Like many of its deeper-pocketed rivals, Old Milwaukee beer rolled out a new TV commercial on Super Bowl Sunday. The ad featured a celebrity endorsement of sorts from comedian Will Ferrell. But rather than targeting all of the 111.3 million viewers that Nielsen (NLSN) estimates tuned in to NBC stations and affiliates for the Nov. 5 gridiron championship, the Old Milwaukee spot aired in front of a tiny subgroup—those watching the Super Bowl on NBC affiliate KNOP-TV 2 in the country’s second-smallest TV market, North Platte, Neb.
The 30-second commercial, against a stirring soundtrack, features a single shot of Ferrell in a pair of shorts, striding through a field toward the camera. He catches a can of Old Milwaukee that is tossed to him; just as he opens it, the commercial ends abruptly. Only a relative handful of huskers saw the spot’s original TV broadcast. Nielsen estimates that during the 2011-2012 season, North Platte (the hometown of New England Patriots running back Danny Woodhead) consisted of just 15,180 TV homes. Yet the Old Milwaukee ad managed to outperform some of the commercials broadcast nationally during the game in an increasingly important metric of Super Bowl advertising bragging rights: chatter on social-media networks.
According to a post-Super Bowl tally by the Boston-based ad agency Mullen, Ferrell’s Old Milwaukee ad generated 1,640 mentions on Twitter. That’s significantly more buzz than was created by some of the nationally broadcast spots, including ones for Cadillac (345 tweets), Century 21 (520), Lexus (922), CareerBuilder (1,001), and Hulu (1,191). After the game a user who goes by the name of Daddymcc uploaded a low-quality copy of the Ferrell commercial onto Google’s (GOOG) YouTube, which Old Milwaukee’s official Facebook page subsequently linked to its followers. The ad has since been viewed 760,000 times. By comparison, Budweiser’s (BUD) slickly produced Eternal Optimism Super Bowl spot has been viewed on YouTube some 320,000 times.

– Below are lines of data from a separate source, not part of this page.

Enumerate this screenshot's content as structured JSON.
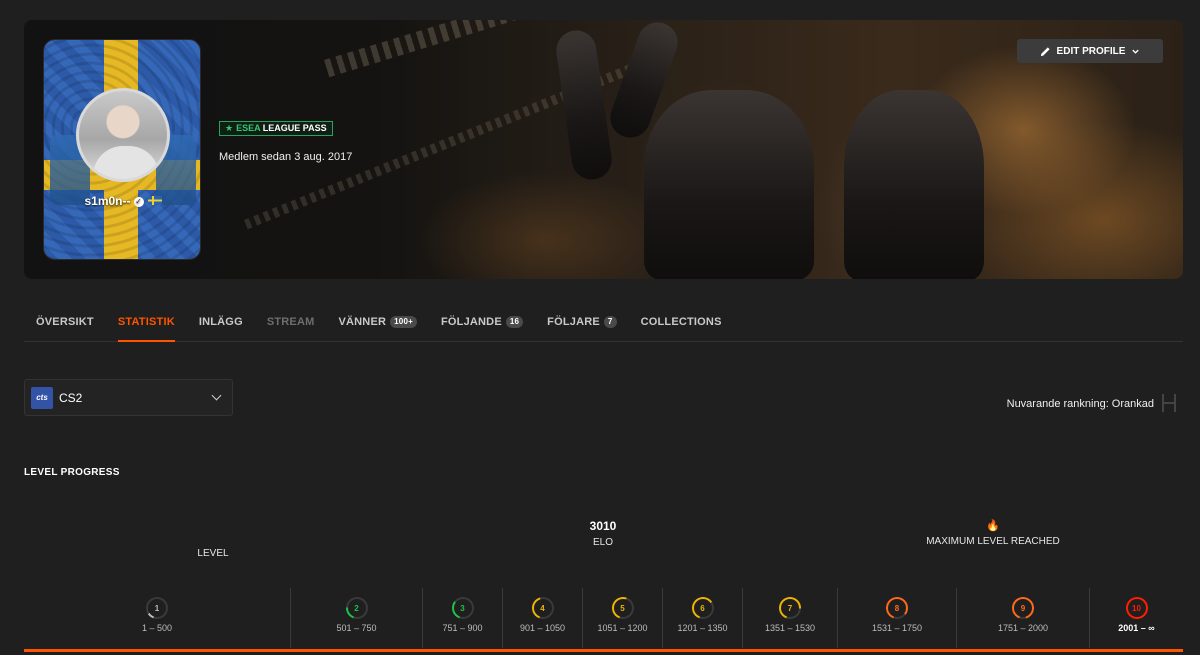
{
  "profile": {
    "nickname": "s1m0n--",
    "esea_word": "ESEA",
    "esea_rest": "LEAGUE PASS",
    "member_since": "Medlem sedan 3 aug. 2017",
    "edit_label": "EDIT PROFILE"
  },
  "tabs": [
    {
      "label": "ÖVERSIKT",
      "badge": ""
    },
    {
      "label": "STATISTIK",
      "badge": ""
    },
    {
      "label": "INLÄGG",
      "badge": ""
    },
    {
      "label": "STREAM",
      "badge": ""
    },
    {
      "label": "VÄNNER",
      "badge": "100+"
    },
    {
      "label": "FÖLJANDE",
      "badge": "16"
    },
    {
      "label": "FÖLJARE",
      "badge": "7"
    },
    {
      "label": "COLLECTIONS",
      "badge": ""
    }
  ],
  "game": {
    "icon_text": "cts",
    "name": "CS2"
  },
  "ranking": "Nuvarande rankning: Orankad",
  "level_progress": {
    "title": "LEVEL PROGRESS",
    "level_label": "LEVEL",
    "elo_value": "3010",
    "elo_label": "ELO",
    "max_label": "MAXIMUM LEVEL REACHED"
  },
  "levels": [
    {
      "level": "1",
      "range": "1 – 500",
      "color": "#bdbdbd"
    },
    {
      "level": "2",
      "range": "501 – 750",
      "color": "#1ec24b"
    },
    {
      "level": "3",
      "range": "751 – 900",
      "color": "#1ec24b"
    },
    {
      "level": "4",
      "range": "901 – 1050",
      "color": "#f0b400"
    },
    {
      "level": "5",
      "range": "1051 – 1200",
      "color": "#f0b400"
    },
    {
      "level": "6",
      "range": "1201 – 1350",
      "color": "#f0b400"
    },
    {
      "level": "7",
      "range": "1351 – 1530",
      "color": "#f0b400"
    },
    {
      "level": "8",
      "range": "1531 – 1750",
      "color": "#ff6a1a"
    },
    {
      "level": "9",
      "range": "1751 – 2000",
      "color": "#ff6a1a"
    },
    {
      "level": "10",
      "range": "2001 – ∞",
      "color": "#fe1f00"
    }
  ],
  "current_level_index": 9,
  "accent_color": "#ff5500"
}
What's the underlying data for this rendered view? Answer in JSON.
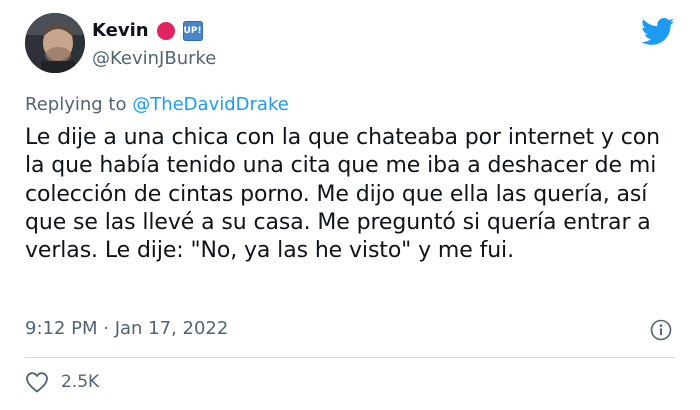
{
  "author": {
    "display_name": "Kevin",
    "handle": "@KevinJBurke",
    "badge_text": "UP!"
  },
  "reply": {
    "prefix": "Replying to ",
    "mention": "@TheDavidDrake"
  },
  "tweet": {
    "text": "Le dije a una chica con la que chateaba por internet y con la que había tenido una cita que me iba a deshacer de mi colección de cintas porno. Me dijo que ella las quería, así que se las llevé a su casa.  Me preguntó si quería entrar a verlas. Le dije: \"No, ya las he visto\" y me fui.",
    "timestamp": "9:12 PM · Jan 17, 2022",
    "likes": "2.5K"
  },
  "colors": {
    "accent": "#1d9bf0",
    "red_dot": "#e0245e",
    "muted": "#536471",
    "divider": "#cfd9de"
  },
  "icons": {
    "brand": "twitter-bird-icon",
    "info": "info-icon",
    "like": "heart-icon"
  }
}
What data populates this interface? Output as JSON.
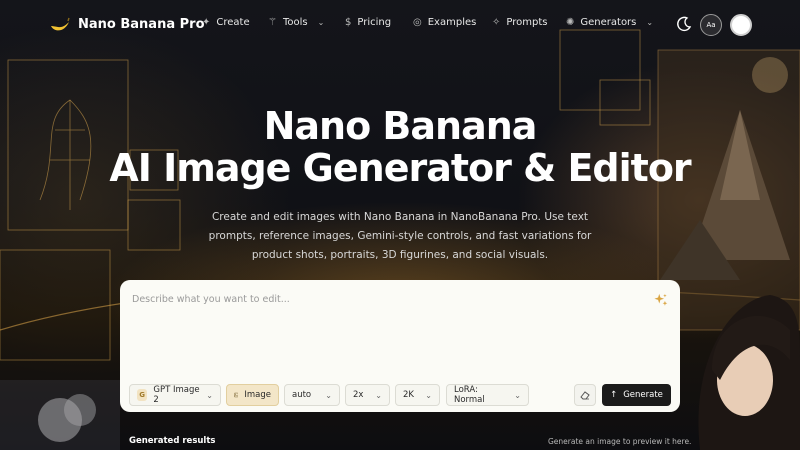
{
  "nav": {
    "brand": "Nano Banana Pro",
    "items": [
      {
        "label": "Create",
        "icon": "sparkle-icon",
        "dropdown": false
      },
      {
        "label": "Tools",
        "icon": "magic-wand-icon",
        "dropdown": true
      },
      {
        "label": "Pricing",
        "icon": "dollar-icon",
        "dropdown": false
      },
      {
        "label": "Examples",
        "icon": "compass-icon",
        "dropdown": false
      },
      {
        "label": "Prompts",
        "icon": "sparkles-icon",
        "dropdown": false
      },
      {
        "label": "Generators",
        "icon": "sparkle-star-icon",
        "dropdown": true
      }
    ],
    "font_button": "Aa"
  },
  "hero": {
    "title_line1": "Nano Banana",
    "title_line2": "AI Image Generator & Editor",
    "subtitle": "Create and edit images with Nano Banana in NanoBanana Pro. Use text prompts, reference images, Gemini-style controls, and fast variations for product shots, portraits, 3D figurines, and social visuals."
  },
  "editor": {
    "placeholder": "Describe what you want to edit...",
    "model": "GPT Image 2",
    "model_badge": "G",
    "mode": "Image",
    "aspect": "auto",
    "count": "2x",
    "resolution": "2K",
    "lora": "LoRA: Normal",
    "generate_label": "Generate"
  },
  "results": {
    "label": "Generated results",
    "hint": "Generate an image to preview it here."
  },
  "colors": {
    "accent": "#d9a441",
    "card_bg": "#fbfbf6",
    "generate_bg": "#1b1b1b"
  }
}
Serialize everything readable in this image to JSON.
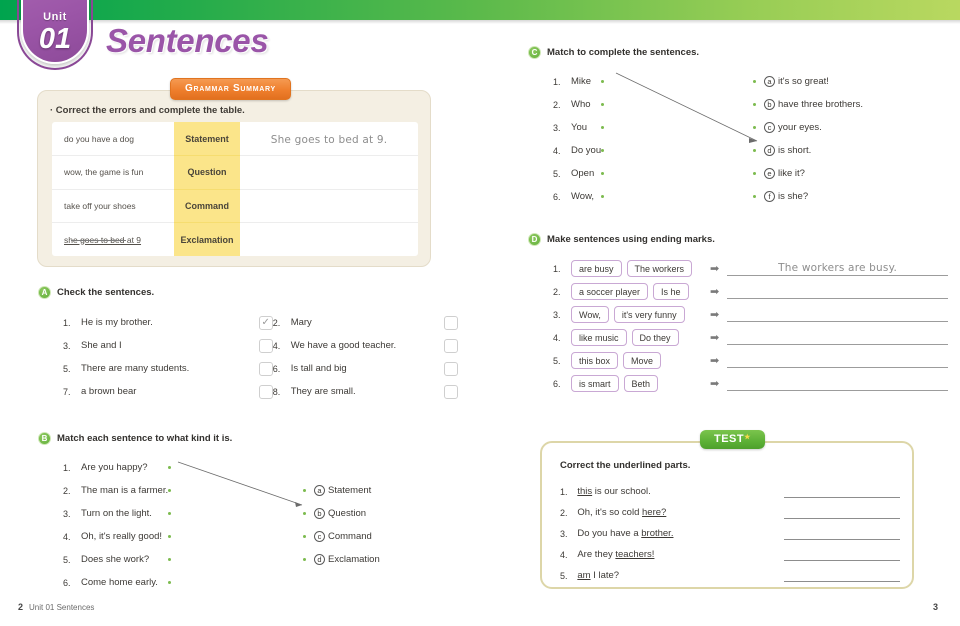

All this means that Old Milwaukee managed to piggyback on the wave of Internet attention surrounding Super Bowl ads while ponying up a fraction of the traditional buy-in cost. This year, according to NBC, the average 30-second national ad slot during the big game sold for roughly $3.5 million. Lewys Carlini, the general manager of KNOP, says that during this year’s Super Bowl, advertisers tended to pay in the range of $700 to $1,500 for 30 seconds of local North Platte airtime.
In May 2010, billionaire Dean Metropoulos and his sons, Daren and Evan Metropoulos, bought Old Milwaukee as part of a broader $250 million purchase of Pabst Brewing, which also includes the suds brands Colt 45, Schlitz, Schaefer, and Stroh’s. The Metropoulos family, who had vowed to steer clear of traditional celebrity brand endorsements, then signed a deal with Ferrell’s production company Funny or Die to create a series of humorous Web and TV sketches incorporating Pabst products. Martin Lesak, an agent with Creative Artists Agency, brokered the deal. Ferrell has since appeared in a number of low-budget Old Milwaukee ads that have appeared only in small, local TV markets, including Davenport, Iowa, and Terre Haute, Ind.—but also managed to find larger audiences on the Web.
“The Old Milwaukee campaign featuring Will Ferrell, as a whole, is about paying homage to great Old Milwaukee towns,” Daren and Evan Metropoulos said in a statement. “North Platte, Neb., is just another one of those towns and what goes better with football than Old Milwaukee beer? The ads with Will Ferrell are extremely popular, which just shows you don’t need to spend millions of dollars to make a big impression.”
The bottom line: Old Milwaukee spent $1,500 to broadcast a Super Bowl spot that’s generated more social media buzz than rivals’ $3 million commercials.